Lexico-semantic and lexico-syntactic expressive means and stylistic devices

Lecture No 5. Stylistic Semasiology.

Stylistic semasiology deals with the additional meanings of a language unit that occur as a result of the substitution of its existing meaning (approved by long usage and fixed in dictionaries) by a new, occasional, individual one, prompted by the speaker’s subjective, original view and evaluation of things. This act of name-exchange or substitution is referred to as transference of meaning – for indeed the name of one object is transferred onto another proceeding from their similarity or closeness. Thus when we name the sun “volcano” or “pancake’ or “mandarin” all names – direct and transferred have at least one common semantic component:

Sun – volcano – pancake – all are hot

Sun – pancake – mandarin – all are round

Sun – mandarin – all are of bright colour

So it is natural that the similarity between real objects finds its reflection in the semantic structure of the words denoting them. The human ability to find associative connection between different things and phenomena is practically unrestricted:

(1) Their thick lips were walls (Sh. Anderson).

(2) His lips were bloodless. The iron teeth of confinement and privation had been slowly filling them down for twenty years (Ch. Dickens).

(3) The rosebuds of her lips (Th. Hardy).

(4) Які пишногубі троянди (Л. Костенко).

(5) Марю гріхом, очима, устами спілими... (А. Криштальський)

All the above-cited lines contain a number of diverse and original images all based on the common concept of human lips and multifold associations this concept evokes in the imagination of different authors.

Each type of intended substitution results in a stylistic device called also a trope. The term trope denotes words and word combinations that are used in figurative meaning and perform expressive function. Among the most frequent tropes are metaphor, metonymy, synecdoche, play on words, irony, epithet, hyperbole, oxymoron, antonomasia, personification, simile, periphrasis, euphemism, allegory, etc.

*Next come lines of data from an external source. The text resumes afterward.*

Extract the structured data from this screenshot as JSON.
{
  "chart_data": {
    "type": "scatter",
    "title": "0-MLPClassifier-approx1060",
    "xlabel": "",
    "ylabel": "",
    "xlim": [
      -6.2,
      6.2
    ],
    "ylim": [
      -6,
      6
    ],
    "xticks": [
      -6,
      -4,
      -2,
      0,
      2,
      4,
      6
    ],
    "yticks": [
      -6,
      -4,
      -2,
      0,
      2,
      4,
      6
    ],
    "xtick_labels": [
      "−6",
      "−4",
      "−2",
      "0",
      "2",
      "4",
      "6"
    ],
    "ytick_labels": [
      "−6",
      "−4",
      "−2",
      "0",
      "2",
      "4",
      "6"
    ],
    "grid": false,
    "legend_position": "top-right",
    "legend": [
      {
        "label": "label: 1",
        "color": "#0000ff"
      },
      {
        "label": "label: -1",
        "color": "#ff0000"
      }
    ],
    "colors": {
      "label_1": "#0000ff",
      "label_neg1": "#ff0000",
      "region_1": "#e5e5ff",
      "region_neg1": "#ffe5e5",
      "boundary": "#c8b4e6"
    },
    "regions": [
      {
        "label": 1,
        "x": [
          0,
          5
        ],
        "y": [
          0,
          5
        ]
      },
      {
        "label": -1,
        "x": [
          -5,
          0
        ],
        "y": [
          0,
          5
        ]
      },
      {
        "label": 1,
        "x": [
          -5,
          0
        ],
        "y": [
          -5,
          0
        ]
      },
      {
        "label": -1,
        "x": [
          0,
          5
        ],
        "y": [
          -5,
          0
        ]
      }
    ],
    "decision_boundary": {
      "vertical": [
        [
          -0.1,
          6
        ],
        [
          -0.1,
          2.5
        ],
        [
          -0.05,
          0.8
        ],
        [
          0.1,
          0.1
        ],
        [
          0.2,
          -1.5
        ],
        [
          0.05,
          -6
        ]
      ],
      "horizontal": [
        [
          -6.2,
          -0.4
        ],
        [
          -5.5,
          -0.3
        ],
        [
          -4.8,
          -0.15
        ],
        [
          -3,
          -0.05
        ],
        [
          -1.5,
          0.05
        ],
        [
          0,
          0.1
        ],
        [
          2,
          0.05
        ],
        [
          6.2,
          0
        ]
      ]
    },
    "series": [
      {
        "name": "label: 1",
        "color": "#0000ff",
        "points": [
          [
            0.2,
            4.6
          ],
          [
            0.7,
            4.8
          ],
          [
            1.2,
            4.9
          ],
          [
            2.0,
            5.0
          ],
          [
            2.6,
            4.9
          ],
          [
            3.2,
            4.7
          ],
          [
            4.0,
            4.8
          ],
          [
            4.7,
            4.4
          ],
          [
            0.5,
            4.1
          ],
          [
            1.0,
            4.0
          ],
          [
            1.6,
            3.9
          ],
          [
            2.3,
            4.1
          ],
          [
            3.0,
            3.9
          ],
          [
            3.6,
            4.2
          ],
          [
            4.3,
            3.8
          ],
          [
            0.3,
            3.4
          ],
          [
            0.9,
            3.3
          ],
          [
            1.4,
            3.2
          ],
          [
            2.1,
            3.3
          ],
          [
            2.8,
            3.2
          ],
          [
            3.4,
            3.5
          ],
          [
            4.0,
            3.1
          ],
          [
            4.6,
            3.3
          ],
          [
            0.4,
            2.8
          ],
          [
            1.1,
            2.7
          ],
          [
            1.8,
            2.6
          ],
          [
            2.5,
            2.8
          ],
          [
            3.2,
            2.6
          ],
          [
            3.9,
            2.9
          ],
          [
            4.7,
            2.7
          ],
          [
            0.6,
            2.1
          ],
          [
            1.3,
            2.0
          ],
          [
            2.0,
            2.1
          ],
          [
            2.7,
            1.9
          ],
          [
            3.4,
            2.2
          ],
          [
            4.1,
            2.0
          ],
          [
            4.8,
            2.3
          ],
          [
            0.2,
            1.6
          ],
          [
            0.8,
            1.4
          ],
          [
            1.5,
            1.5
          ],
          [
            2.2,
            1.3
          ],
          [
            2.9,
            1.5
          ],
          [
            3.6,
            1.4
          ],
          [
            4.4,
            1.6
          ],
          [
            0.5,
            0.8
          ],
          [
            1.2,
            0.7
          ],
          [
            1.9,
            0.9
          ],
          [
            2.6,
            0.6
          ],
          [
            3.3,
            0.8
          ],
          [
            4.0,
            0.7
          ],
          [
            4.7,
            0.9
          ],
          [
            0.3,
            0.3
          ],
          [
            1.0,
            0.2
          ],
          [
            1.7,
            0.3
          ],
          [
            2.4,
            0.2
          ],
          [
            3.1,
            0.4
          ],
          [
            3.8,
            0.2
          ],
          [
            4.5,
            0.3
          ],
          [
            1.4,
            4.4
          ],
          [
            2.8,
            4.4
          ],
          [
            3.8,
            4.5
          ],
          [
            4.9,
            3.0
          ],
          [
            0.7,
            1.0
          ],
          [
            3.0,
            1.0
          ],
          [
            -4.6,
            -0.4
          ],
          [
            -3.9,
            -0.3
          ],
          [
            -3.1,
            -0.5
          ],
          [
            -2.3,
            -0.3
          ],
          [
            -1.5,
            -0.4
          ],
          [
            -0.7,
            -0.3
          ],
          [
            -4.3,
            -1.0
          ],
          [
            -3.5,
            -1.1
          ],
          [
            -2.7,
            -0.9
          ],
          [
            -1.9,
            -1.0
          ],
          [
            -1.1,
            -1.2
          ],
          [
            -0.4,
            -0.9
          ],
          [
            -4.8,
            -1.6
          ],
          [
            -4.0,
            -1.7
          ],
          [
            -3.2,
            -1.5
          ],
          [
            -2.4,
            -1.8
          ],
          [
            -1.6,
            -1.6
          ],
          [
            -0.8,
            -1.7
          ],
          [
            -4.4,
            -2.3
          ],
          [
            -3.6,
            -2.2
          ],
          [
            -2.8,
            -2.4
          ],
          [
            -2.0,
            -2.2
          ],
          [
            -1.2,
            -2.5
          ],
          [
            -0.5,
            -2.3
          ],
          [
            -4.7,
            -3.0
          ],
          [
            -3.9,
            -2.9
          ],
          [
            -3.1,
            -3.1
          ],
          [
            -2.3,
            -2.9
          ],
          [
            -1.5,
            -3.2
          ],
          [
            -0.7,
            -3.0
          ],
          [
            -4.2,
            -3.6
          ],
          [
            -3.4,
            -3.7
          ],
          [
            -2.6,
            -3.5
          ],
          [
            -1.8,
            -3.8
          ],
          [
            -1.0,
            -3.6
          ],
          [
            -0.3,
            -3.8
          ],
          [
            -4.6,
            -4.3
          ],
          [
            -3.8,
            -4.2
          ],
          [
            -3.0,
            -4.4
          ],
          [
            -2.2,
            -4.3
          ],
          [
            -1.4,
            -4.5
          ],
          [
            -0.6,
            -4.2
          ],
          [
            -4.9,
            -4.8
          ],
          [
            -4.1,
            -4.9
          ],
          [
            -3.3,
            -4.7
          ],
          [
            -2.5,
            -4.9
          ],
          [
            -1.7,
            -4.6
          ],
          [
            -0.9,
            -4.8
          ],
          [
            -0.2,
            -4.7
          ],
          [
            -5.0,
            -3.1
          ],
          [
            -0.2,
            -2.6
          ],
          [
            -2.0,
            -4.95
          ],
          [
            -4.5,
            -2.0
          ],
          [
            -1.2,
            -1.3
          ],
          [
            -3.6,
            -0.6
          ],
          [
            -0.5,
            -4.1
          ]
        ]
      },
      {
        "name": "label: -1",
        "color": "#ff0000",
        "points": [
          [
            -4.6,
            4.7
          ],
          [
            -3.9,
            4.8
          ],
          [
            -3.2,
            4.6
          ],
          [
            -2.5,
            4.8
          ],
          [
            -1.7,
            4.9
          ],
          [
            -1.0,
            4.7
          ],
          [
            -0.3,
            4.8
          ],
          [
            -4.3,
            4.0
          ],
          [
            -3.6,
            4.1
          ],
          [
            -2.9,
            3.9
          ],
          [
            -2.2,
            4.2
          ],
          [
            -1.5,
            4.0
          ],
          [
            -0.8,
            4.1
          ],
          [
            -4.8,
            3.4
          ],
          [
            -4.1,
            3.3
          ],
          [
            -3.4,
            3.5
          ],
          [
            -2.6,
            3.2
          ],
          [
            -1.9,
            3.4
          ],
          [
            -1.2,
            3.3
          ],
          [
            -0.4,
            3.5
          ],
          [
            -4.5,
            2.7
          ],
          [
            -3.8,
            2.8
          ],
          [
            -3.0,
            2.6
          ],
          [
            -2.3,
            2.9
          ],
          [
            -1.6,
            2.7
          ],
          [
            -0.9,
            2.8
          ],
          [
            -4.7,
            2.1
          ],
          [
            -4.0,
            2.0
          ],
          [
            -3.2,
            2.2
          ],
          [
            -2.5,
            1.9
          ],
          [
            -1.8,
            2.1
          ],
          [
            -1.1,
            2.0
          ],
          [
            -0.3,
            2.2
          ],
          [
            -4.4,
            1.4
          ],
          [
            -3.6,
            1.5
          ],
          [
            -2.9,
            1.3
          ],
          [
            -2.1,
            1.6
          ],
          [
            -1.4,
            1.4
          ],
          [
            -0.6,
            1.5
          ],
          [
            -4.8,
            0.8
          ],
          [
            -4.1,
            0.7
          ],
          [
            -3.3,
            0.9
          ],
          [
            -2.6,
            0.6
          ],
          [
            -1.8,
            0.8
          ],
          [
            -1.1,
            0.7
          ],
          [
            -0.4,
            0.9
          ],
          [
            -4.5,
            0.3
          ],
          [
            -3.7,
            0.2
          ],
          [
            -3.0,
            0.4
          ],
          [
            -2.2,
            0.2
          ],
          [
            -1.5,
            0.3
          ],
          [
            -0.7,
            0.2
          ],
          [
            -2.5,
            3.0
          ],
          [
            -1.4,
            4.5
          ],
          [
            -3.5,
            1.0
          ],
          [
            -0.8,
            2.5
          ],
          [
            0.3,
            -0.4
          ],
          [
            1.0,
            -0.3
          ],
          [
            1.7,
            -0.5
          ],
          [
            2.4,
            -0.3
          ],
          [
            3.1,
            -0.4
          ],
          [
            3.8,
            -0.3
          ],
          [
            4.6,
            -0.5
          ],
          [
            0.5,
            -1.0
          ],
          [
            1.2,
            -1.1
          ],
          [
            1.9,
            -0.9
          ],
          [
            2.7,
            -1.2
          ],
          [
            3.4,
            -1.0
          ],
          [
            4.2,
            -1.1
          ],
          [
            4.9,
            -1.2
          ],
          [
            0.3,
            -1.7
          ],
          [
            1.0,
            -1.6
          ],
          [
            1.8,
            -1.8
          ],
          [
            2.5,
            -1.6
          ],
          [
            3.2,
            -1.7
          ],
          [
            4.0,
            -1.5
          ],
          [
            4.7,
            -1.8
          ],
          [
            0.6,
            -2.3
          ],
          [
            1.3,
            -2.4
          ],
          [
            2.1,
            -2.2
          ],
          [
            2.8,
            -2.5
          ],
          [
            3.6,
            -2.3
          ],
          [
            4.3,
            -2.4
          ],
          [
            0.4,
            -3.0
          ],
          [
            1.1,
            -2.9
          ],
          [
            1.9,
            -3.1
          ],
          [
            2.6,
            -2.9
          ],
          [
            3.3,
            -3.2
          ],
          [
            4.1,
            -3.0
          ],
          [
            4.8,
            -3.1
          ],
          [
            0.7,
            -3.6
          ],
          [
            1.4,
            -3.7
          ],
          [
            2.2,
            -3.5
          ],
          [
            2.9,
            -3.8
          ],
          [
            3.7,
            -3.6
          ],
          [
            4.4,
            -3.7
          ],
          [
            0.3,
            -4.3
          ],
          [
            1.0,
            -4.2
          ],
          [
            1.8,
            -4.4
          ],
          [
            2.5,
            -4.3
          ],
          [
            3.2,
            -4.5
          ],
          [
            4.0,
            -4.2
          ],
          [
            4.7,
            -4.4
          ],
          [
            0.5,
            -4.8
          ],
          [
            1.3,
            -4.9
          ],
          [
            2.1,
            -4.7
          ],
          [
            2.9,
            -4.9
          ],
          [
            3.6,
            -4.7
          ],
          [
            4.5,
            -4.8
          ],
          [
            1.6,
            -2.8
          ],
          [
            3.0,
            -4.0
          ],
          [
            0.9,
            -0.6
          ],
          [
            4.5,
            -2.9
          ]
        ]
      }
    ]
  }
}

Modern linguistics tends to regard tropes as a special system of stylistic devices based on the complex mechanisms of semantic “shifts”, combinations and transformations that generate new senses or new aspects of old meanings. Tropes are garments of verbal poetic images and mirror the peculiarities of human cognition and perception of the world. Tropes are mechanism to express practically unrestricted multitude of concepts by restricted number of language means. And each time a new expression is found it reflects the flexibility and variety of ways to create the image, to increase its communicative power and to impact the reader. For example, the metaphor “Life is a part of speech” (Y. Brodsky) embodies the concept of life as logos, wisdom, basis of human existence by the analogy with the part of speech which is the basis and order of language existence.

Verbal poetic images represent a perculiar author’s worldview and are predetermined by dominating social and cultural paradigms of the epoch. For example, names of different plants which were traditionally used in modern Ukrainian and American poetic discourse as national symbols are characterized by new semantic transformations that actualize different connotations in their semantic structure:

Oak – a symbol of eternity, strength and youth in Ukrainian folklore and in Ukrainian literature up to the end of XIXth century – since the middle of XXth century has aсquired additional connotation “past”, “outlast” and embodied the image of suppressed, suffering nation:

(1) ... ніде немає літа від холоду, в ногах посиніли дуби (Л. Костенко).

(2) Лише дуб почорнілий погрубілі руки простер (В. Стус).

(3) Навіть горді дуби упокорено сплять (М. Руденко).

Sunflower and corn has become the images of rural landscapes; cherry-tree and olive – the images of life and freshness against the urbanistic background in XXth century American poetry.

From semasiological point of view tropes are stylistically marked secondary nominations with the complex semantic structure: expressive elements that occurred as a result of operations of association, similarity, comparison, contiguity, contrast are imposed on the denotative meaning. That is why since the time of ancient rhetorics tropes have been the object of heated discussion; their types, number and classification are still a rather controversial issue among the modern scholars. One of the most efficient and comprehensive classifications of them is the division of tropes into the figures of substitution and figures of combination.